Governo dos EUA revoga visto da embaixadora Maria Luiza Viotti

Imagem da embaixadora do Brasil em Washington, Maria Luiza Viotti.
O Departamento de Estado dos Estados Unidos revogou o visto da embaixadora do Brasil em Washington, Maria Luiza Viotti.

Decisão é classificada pelo Departamento de Estado como medida recíproca devido ao impasse sobre a nomeação de Daniel Perez para a Embaixada em Brasília.

O Departamento de Estado dos Estados Unidos decidiu revogar o visto da embaixadora do Brasil em Washington, Maria Luiza Viotti, como uma medida de pressão diplomática. A decisão foi anunciada nesta terça-feira (4) e fundamenta-se, segundo o governo americano, na demora do Brasil em conceder o agrément — o aval oficial — para que Daniel Perez, indicado por Donald Trump, assuma a chefia da representação diplomática em Brasília.

A medida gera impactos diretos na rotina da diplomata e na soberania das relações bilaterais. Embora o governo americano tenha esclarecido que Maria Luiza Viotti não será deportada e poderá permanecer nos Estados Unidos, a validade do seu visto foi alterada. Na prática, a embaixadora está proibida de reingressar no país caso saia do território americano, o que limita severamente sua liberdade de movimentação e atuação profissional.

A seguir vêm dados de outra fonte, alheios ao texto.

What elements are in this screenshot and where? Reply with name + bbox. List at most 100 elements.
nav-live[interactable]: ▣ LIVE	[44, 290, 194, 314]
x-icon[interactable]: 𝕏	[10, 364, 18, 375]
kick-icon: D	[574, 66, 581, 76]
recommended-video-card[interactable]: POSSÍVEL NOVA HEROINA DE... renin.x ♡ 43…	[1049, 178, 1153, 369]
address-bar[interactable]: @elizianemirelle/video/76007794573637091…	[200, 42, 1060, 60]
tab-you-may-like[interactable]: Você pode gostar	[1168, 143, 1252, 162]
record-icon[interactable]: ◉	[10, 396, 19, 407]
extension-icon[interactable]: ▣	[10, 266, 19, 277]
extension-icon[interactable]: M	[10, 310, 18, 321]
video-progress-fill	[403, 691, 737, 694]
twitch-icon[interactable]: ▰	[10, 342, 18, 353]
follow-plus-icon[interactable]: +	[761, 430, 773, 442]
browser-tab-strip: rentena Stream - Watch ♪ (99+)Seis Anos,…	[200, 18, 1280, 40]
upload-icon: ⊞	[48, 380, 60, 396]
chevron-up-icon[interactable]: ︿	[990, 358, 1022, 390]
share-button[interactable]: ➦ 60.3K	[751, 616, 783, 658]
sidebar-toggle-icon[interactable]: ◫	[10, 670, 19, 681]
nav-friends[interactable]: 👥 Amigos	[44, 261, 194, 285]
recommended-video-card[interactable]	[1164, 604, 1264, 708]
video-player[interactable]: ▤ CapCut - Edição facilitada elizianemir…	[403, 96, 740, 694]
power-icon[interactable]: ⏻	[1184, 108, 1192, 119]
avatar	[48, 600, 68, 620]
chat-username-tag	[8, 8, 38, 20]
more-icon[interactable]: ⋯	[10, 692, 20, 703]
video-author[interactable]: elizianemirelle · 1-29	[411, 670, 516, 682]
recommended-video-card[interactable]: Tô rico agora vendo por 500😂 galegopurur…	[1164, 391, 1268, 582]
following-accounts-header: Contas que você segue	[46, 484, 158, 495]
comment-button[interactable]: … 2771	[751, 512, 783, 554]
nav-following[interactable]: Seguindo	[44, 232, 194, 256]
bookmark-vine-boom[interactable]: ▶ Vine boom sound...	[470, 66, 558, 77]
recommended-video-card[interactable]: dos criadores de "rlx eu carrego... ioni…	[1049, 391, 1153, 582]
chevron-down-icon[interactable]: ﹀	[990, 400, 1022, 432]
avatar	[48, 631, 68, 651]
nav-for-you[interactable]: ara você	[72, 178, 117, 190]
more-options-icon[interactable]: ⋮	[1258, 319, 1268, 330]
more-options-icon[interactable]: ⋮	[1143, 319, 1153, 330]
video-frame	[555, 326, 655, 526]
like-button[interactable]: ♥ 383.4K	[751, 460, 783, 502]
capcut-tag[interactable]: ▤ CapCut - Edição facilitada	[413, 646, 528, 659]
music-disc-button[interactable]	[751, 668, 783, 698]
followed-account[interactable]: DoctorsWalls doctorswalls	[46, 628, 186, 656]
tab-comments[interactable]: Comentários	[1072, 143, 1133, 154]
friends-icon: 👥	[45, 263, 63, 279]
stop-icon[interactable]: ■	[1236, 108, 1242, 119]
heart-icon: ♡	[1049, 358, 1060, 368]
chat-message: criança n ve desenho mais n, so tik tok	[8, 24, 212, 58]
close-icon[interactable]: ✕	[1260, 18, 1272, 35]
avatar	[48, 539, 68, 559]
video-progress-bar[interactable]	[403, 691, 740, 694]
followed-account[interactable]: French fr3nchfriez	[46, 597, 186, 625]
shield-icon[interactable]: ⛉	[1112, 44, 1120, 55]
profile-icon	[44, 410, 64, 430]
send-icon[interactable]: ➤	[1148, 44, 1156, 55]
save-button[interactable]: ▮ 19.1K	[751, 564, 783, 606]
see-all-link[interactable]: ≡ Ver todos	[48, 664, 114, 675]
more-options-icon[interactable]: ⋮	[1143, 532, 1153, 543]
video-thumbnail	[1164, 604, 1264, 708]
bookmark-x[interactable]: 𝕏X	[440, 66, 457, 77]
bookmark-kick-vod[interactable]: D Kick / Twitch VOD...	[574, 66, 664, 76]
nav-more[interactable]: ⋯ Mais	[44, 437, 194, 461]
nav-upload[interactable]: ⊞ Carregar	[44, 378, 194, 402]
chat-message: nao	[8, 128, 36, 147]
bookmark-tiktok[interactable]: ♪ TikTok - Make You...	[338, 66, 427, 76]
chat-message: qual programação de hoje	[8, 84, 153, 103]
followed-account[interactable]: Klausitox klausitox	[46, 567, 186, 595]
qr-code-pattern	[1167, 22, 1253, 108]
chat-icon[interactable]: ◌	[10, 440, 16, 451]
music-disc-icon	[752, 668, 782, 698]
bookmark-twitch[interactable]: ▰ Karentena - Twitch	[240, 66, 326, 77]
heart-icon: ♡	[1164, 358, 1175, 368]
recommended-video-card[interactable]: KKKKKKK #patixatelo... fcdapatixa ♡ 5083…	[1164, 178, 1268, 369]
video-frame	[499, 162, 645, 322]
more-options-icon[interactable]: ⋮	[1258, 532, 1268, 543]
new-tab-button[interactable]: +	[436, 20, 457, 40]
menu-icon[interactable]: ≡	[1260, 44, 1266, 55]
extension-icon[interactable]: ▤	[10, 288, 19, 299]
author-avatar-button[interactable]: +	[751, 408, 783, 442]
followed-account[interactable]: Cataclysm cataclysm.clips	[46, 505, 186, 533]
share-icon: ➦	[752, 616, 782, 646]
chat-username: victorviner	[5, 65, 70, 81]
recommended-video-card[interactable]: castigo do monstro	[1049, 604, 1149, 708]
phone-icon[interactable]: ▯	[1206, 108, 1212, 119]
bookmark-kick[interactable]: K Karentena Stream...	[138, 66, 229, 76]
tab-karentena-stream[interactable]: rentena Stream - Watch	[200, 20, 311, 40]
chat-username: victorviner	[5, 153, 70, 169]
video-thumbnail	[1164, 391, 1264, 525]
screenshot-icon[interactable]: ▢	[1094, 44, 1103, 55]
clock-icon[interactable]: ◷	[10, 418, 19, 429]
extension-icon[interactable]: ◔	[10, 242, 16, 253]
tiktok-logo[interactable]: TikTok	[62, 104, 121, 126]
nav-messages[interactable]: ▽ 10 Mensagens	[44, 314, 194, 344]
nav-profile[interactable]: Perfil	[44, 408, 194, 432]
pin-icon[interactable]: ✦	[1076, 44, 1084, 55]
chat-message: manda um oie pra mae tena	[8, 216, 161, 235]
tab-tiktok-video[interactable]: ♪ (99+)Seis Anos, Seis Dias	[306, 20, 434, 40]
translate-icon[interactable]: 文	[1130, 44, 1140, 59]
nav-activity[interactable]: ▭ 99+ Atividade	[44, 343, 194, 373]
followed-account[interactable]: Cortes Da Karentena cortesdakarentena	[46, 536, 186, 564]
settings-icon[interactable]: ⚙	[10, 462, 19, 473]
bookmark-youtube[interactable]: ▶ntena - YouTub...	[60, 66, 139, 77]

O impasse teve início quando os Estados Unidos anunciaram o nome de Daniel Perez antes da consulta formal e confidencial, uma tradição estabelecida pela Convenção de Viena sobre Relações Diplomáticas. O embaixador aposentado Sérgio Moreira Lima classificou o procedimento como incomum e uma possível tentativa de intimidação, causando perplexidade entre os especialistas em relações internacionais.

Em nota oficial divulgada na noite desta terça-feira (4), o Palácio do Planalto repudiou a decisão do governo americano. A Secretaria de Comunicação Social da Presidência da República afirmou que as justificativas apresentadas pelos EUA são falsas e destacou que o processo de agrément ainda está sob análise. O governo brasileiro caracterizou a ação como uma "escalada deliberada de medidas hostis", motivada por interesses ideológicos e uma tentativa de interferência no processo eleitoral brasileiro.

O cenário de tensão é agravado por sanções individuais preexistentes contra autoridades brasileiras, incluindo ministros da Suprema Corte. O Brasil reafirmou sua posição em defesa do diálogo e da negociação, distanciando-se da lógica de confronto adotada por Washington.